Every newsfeed has the former Google star and current CEO of Yahoo Marissa Mayer already gone. Forbes even has a cover note: “Last days of Marissa Mayer?” -- and then drops the question mark from the headline on the story.
Let’s see; there are rumors about Barry Diller’s IAC, Brian Roberts’ Comcast, Rupert Murdoch’s whatever, Bob Iger’s Disney (but it won’t replace ESPN, even though some replacements there might be indicated), Lowell McAdam’s Verizon (with advanced ad-tech Aol already acquired) and some eleven private equity guys lurking.
Could any of these deals be done? Sure. Can any of them work? Well, let’s not forget the not-too-distant past when Mike Armstrong’s (original) AT&T was bemired in the death throes of its once golden-goose long distance business. To fix this glaring problem Armstrong bought TCI -- for the future upside -- from Dr. Malone … and then rather promptly ran it into the ground.
In short: Yeah, there is a business at Yahoo! But it’s a long way from a robust growing one.
Maybe Yahoo! is now a wind-down instead of a roll-up. Still, there’s $4 billion in revenue (but Wall Street marks it as $0).

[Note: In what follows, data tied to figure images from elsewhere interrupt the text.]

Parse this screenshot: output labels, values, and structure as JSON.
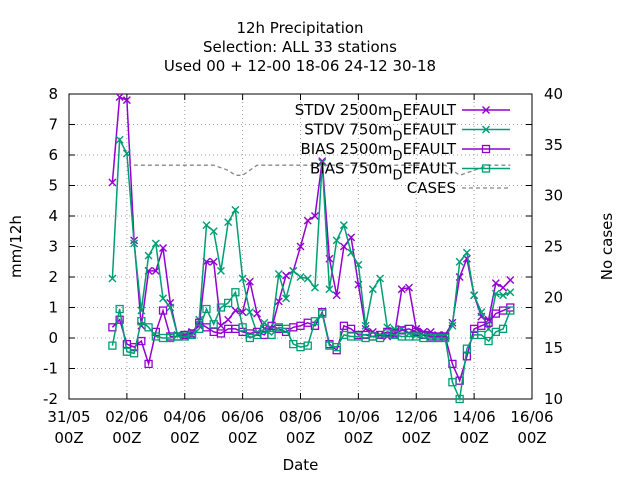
{
  "chart_data": {
    "type": "line",
    "title_lines": [
      "12h Precipitation",
      "Selection: ALL      33 stations",
      "Used  00 + 12-00 18-06 24-12 30-18"
    ],
    "xlabel": "Date",
    "ylabel": "mm/12h",
    "y2label": "No cases",
    "x_ticks": [
      {
        "top": "31/05",
        "bottom": "00Z"
      },
      {
        "top": "02/06",
        "bottom": "00Z"
      },
      {
        "top": "04/06",
        "bottom": "00Z"
      },
      {
        "top": "06/06",
        "bottom": "00Z"
      },
      {
        "top": "08/06",
        "bottom": "00Z"
      },
      {
        "top": "10/06",
        "bottom": "00Z"
      },
      {
        "top": "12/06",
        "bottom": "00Z"
      },
      {
        "top": "14/06",
        "bottom": "00Z"
      },
      {
        "top": "16/06",
        "bottom": "00Z"
      }
    ],
    "xlim": [
      0,
      16
    ],
    "ylim": [
      -2,
      8
    ],
    "y_ticks": [
      -2,
      -1,
      0,
      1,
      2,
      3,
      4,
      5,
      6,
      7,
      8
    ],
    "y2lim": [
      10,
      40
    ],
    "y2_ticks": [
      10,
      15,
      20,
      25,
      30,
      35,
      40
    ],
    "grid": true,
    "legend_position": "top-right",
    "series": [
      {
        "name": "STDV 2500m",
        "subscript": "D",
        "suffix": "EFAULT",
        "color": "#9400d3",
        "marker": "x",
        "axis": "y",
        "x": [
          1.5,
          1.75,
          2,
          2.25,
          2.5,
          2.75,
          3,
          3.25,
          3.5,
          3.75,
          4,
          4.25,
          4.5,
          4.75,
          5,
          5.25,
          5.5,
          5.75,
          6,
          6.25,
          6.5,
          6.75,
          7,
          7.25,
          7.5,
          7.75,
          8,
          8.25,
          8.5,
          8.75,
          9,
          9.25,
          9.5,
          9.75,
          10,
          10.25,
          10.5,
          10.75,
          11,
          11.25,
          11.5,
          11.75,
          12,
          12.25,
          12.5,
          12.75,
          13,
          13.25,
          13.5,
          13.75,
          14,
          14.25,
          14.5,
          14.75,
          15,
          15.25
        ],
        "values": [
          5.1,
          7.9,
          7.8,
          3.2,
          0.4,
          2.2,
          2.2,
          2.95,
          1.15,
          0.1,
          0.1,
          0.2,
          0.4,
          2.5,
          2.5,
          0.4,
          0.6,
          0.9,
          0.85,
          1.85,
          0.8,
          0.3,
          0.3,
          1.2,
          2.05,
          2.2,
          3.0,
          3.85,
          4.0,
          5.8,
          2.6,
          1.4,
          3.0,
          3.3,
          1.75,
          0.3,
          0.2,
          0.1,
          0.05,
          0.1,
          1.6,
          1.65,
          0.3,
          0.2,
          0.2,
          0.1,
          0.1,
          0.5,
          2.0,
          2.6,
          1.4,
          0.7,
          0.6,
          1.8,
          1.65,
          1.9
        ]
      },
      {
        "name": "STDV 750m",
        "subscript": "D",
        "suffix": "EFAULT",
        "color": "#009e73",
        "marker": "x",
        "axis": "y",
        "x": [
          1.5,
          1.75,
          2,
          2.25,
          2.5,
          2.75,
          3,
          3.25,
          3.5,
          3.75,
          4,
          4.25,
          4.5,
          4.75,
          5,
          5.25,
          5.5,
          5.75,
          6,
          6.25,
          6.5,
          6.75,
          7,
          7.25,
          7.5,
          7.75,
          8,
          8.25,
          8.5,
          8.75,
          9,
          9.25,
          9.5,
          9.75,
          10,
          10.25,
          10.5,
          10.75,
          11,
          11.25,
          11.5,
          11.75,
          12,
          12.25,
          12.5,
          12.75,
          13,
          13.25,
          13.5,
          13.75,
          14,
          14.25,
          14.5,
          14.75,
          15,
          15.25
        ],
        "values": [
          1.95,
          6.5,
          6.05,
          3.1,
          0.9,
          2.7,
          3.1,
          1.3,
          1.0,
          0.1,
          0.05,
          0.1,
          0.6,
          3.7,
          3.5,
          2.2,
          3.8,
          4.2,
          1.95,
          0.85,
          0.15,
          0.5,
          0.3,
          2.1,
          1.3,
          2.2,
          2.0,
          1.95,
          1.65,
          5.75,
          1.6,
          3.2,
          3.7,
          2.8,
          2.4,
          0.4,
          1.6,
          1.95,
          0.35,
          0.3,
          0.3,
          0.15,
          0.1,
          0.1,
          0.05,
          0.05,
          0.05,
          0.4,
          2.5,
          2.8,
          1.4,
          0.85,
          0.3,
          1.45,
          1.4,
          1.5
        ]
      },
      {
        "name": "BIAS 2500m",
        "subscript": "D",
        "suffix": "EFAULT",
        "color": "#9400d3",
        "marker": "square",
        "axis": "y",
        "x": [
          1.5,
          1.75,
          2,
          2.25,
          2.5,
          2.75,
          3,
          3.25,
          3.5,
          3.75,
          4,
          4.25,
          4.5,
          4.75,
          5,
          5.25,
          5.5,
          5.75,
          6,
          6.25,
          6.5,
          6.75,
          7,
          7.25,
          7.5,
          7.75,
          8,
          8.25,
          8.5,
          8.75,
          9,
          9.25,
          9.5,
          9.75,
          10,
          10.25,
          10.5,
          10.75,
          11,
          11.25,
          11.5,
          11.75,
          12,
          12.25,
          12.5,
          12.75,
          13,
          13.25,
          13.5,
          13.75,
          14,
          14.25,
          14.5,
          14.75,
          15,
          15.25
        ],
        "values": [
          0.35,
          0.6,
          -0.2,
          -0.3,
          -0.1,
          -0.85,
          0.2,
          0.9,
          0.05,
          0.05,
          0.1,
          0.15,
          0.5,
          0.35,
          0.2,
          0.15,
          0.3,
          0.3,
          0.2,
          0.15,
          0.2,
          0.1,
          0.4,
          0.3,
          0.2,
          0.35,
          0.4,
          0.5,
          0.4,
          0.85,
          -0.2,
          -0.4,
          0.4,
          0.3,
          0.1,
          0.1,
          0.05,
          0.1,
          0.2,
          0.15,
          0.25,
          0.3,
          0.2,
          0.1,
          0.05,
          0.05,
          0.05,
          -0.85,
          -1.4,
          -0.6,
          0.3,
          0.4,
          0.5,
          0.8,
          0.9,
          1.0
        ]
      },
      {
        "name": "BIAS 750m",
        "subscript": "D",
        "suffix": "EFAULT",
        "color": "#009e73",
        "marker": "square",
        "axis": "y",
        "x": [
          1.5,
          1.75,
          2,
          2.25,
          2.5,
          2.75,
          3,
          3.25,
          3.5,
          3.75,
          4,
          4.25,
          4.5,
          4.75,
          5,
          5.25,
          5.5,
          5.75,
          6,
          6.25,
          6.5,
          6.75,
          7,
          7.25,
          7.5,
          7.75,
          8,
          8.25,
          8.5,
          8.75,
          9,
          9.25,
          9.5,
          9.75,
          10,
          10.25,
          10.5,
          10.75,
          11,
          11.25,
          11.5,
          11.75,
          12,
          12.25,
          12.5,
          12.75,
          13,
          13.25,
          13.5,
          13.75,
          14,
          14.25,
          14.5,
          14.75,
          15,
          15.25
        ],
        "values": [
          -0.25,
          0.95,
          -0.45,
          -0.5,
          0.55,
          0.35,
          0.05,
          0.0,
          0.0,
          0.05,
          0.05,
          0.1,
          0.3,
          0.95,
          0.45,
          1.0,
          1.15,
          1.5,
          0.35,
          0.0,
          0.1,
          0.3,
          0.1,
          0.35,
          0.3,
          -0.2,
          -0.3,
          -0.25,
          0.55,
          0.8,
          -0.25,
          -0.3,
          0.1,
          0.05,
          0.05,
          0.0,
          0.05,
          0.0,
          0.15,
          0.1,
          0.05,
          0.05,
          0.05,
          0.0,
          0.0,
          0.0,
          0.0,
          -1.45,
          -2.0,
          -0.35,
          0.1,
          0.1,
          -0.1,
          0.2,
          0.3,
          0.9
        ]
      },
      {
        "name": "CASES",
        "subscript": "",
        "suffix": "",
        "color": "#888888",
        "marker": "none",
        "dash": true,
        "axis": "y2",
        "x": [
          2.0,
          5.0,
          5.5,
          5.75,
          6.0,
          6.5,
          10.0,
          12.0,
          12.5,
          13.0,
          13.5,
          14.5,
          15.0,
          15.25
        ],
        "values": [
          33,
          33,
          32.5,
          32,
          32,
          33,
          33,
          33,
          33,
          33,
          32,
          33,
          33,
          33
        ]
      }
    ]
  }
}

Retransmission consent is back in the news with a big question: What is “good faith”? MVPDs say broadcasters can’t even spell it, much less act in it when they block online access and programming signal transmission at the same time they turn a signal off a distribution system. Non-subscribers, of course, can still get the free online services. Subscribers cannot. Strikes me as a just one more, simple attempt to force the MVPD into paying more; and, of course, charging the subscriber more. I couldn’t find a good definition for blackmail, but shabby sure works.
Meanwhile, the American TV Alliance (funded by MVPDs) says one in every eight subscribers have been affected by TV blackouts this year. TVFreedom, which represents broadcasters, says that’s just “ridiculous” since “broadcast program disruptions are provoked by the shenanigans of monopolistic pay TV companies who use TV viewers as pawns in their Washington games.” Nothing like using words in “good faith.” Kind of forgets which side controls the switch to turn stuff off.
Just two days after the “good faith” comments were filed at the Federal Confusion Commission, CableFAX Daily reported Tegna (nee’ Gannett) was threatening to blackout DirecTV and U-verse subs. The “new” AT&T says Tegna wants a “significant increase.” Tegna says DISH paid up. This gets personal. If that had been blacked out last week, I would have missed the Broncos beating the Patriots (no over-the-air at 9,600 feet).
And, just to make it clear how well those blackouts work, retransmission fees are up about 40% per year over year the last two cycles of negotiations. Bet the over-the-airheads (you know, “free” TV) use nicer language when talking with their Washington benefactors.
But Tom Wheeler and the FCC probably won’t really do anything. They are too consumed with being in court again over the Title II designation.